Молодожены
Шрифт:
– Это верно. Мы очень заняты.
– В самом деле? – спрашивает мадемуазель Феррюс, вложив в эти три слова все свое недоверие. – Я полагаю, однако, вы часто бываете в обществе… А как поживают ваши родители, Вероника?
– Благодарю вас, хорошо.
Ответ прозвучал так сухо, что в комнате воцарилась тишина, какая бывает только в операционной. Мадемуазель Феррюс бросает на племянника красноречивый взгляд. («Я ей ничего не сказала, но на него посмотрела весьма красноречиво. Он все понял».) Она допивает свой ликер, словно испивает до дна чашу страданий, затем встает. Жиль берет у нее из рук пустую рюмку.
– Жаль, что я не повидала малышку, – говорит она. – Но раз вы говорите, что она спит, ничего не поделаешь…
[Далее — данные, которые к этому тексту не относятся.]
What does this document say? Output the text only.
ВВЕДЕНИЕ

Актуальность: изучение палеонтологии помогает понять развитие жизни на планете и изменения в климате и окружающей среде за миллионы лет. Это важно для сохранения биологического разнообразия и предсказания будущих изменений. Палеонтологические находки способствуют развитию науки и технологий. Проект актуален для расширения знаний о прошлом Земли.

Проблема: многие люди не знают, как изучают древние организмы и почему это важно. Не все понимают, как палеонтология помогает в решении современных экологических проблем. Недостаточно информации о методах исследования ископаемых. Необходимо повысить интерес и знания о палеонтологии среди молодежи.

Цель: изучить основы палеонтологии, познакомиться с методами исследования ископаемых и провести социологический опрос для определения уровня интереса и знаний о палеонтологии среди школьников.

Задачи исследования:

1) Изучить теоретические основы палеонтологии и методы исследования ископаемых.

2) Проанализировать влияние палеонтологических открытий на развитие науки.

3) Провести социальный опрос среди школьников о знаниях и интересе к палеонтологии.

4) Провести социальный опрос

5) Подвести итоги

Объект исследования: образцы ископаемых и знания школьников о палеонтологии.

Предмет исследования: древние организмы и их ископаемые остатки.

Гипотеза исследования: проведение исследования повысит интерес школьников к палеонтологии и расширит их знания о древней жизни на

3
– Сама знаешь, – говорит Жиль, – когда их не вовремя разбудишь, они потом долго не засыпают.
– Что ж, мне пора. Спокойной ночи, Вероника.
Они целуются.
– Спокойной ночи, – отвечает Вероника едва слышно.
– Ты на редкость скверно выглядишь, – говорит мадемуазель Феррюс племяннику. – Уж не болен ли ты? Может быть, перетрудился? Ты и так уже достиг немалого. Многие ограничиваются куда меньшим. Лучше побереги себя.
Жиль провожает ее до дверей. Вернувшись в комнату, он видит, что Вероника сидит в кресле.
– Она, конечно, зануда, – говорит Жиль нарочито спокойным голосом, – но мне кажется, ты все же могла принять ее приветливей. Спасибо, что ты ее…
– Прошу тебя, Жиль, без замечаний, а
– Вот ты обвиняешь меня, что я часто оскорбляю людей. А ты сама, отдаешь ли ты себе отчет в том, как ты сегодня… Ты вела себя просто по-хамски… По отношению к старикам, даже если ты не выносишь их присутствия, даже если их вид тебе противен, надо все же…
– Я не намерена терпеть твою семью, мне и без того приходится достаточно терпеть. Не требуй от меня слишком много, Жиль. Я предупреждаю: не требуй сегодня вечером от меня слишком много. Я больше не могу… А то я уйду от тебя, по-настоящему уйду, понял?
Он стоит перед ней, пораженный, уничтоженный, и бормочет:
– Так вот, значит, к чему мы пришли?
– Тебя это удивляет? После того, что ты написал? После того, что я только что прочла?
– Повторяю еще раз: я писал не о тебе. Умоляю тебя, поверь мне.
– Нет, не верю. Ты врешь и знаешь, что врешь. Ты метил и в меня.
– Не в тебя, клянусь! Только в определенный стиль жизни, поведения, который ты принимаешь…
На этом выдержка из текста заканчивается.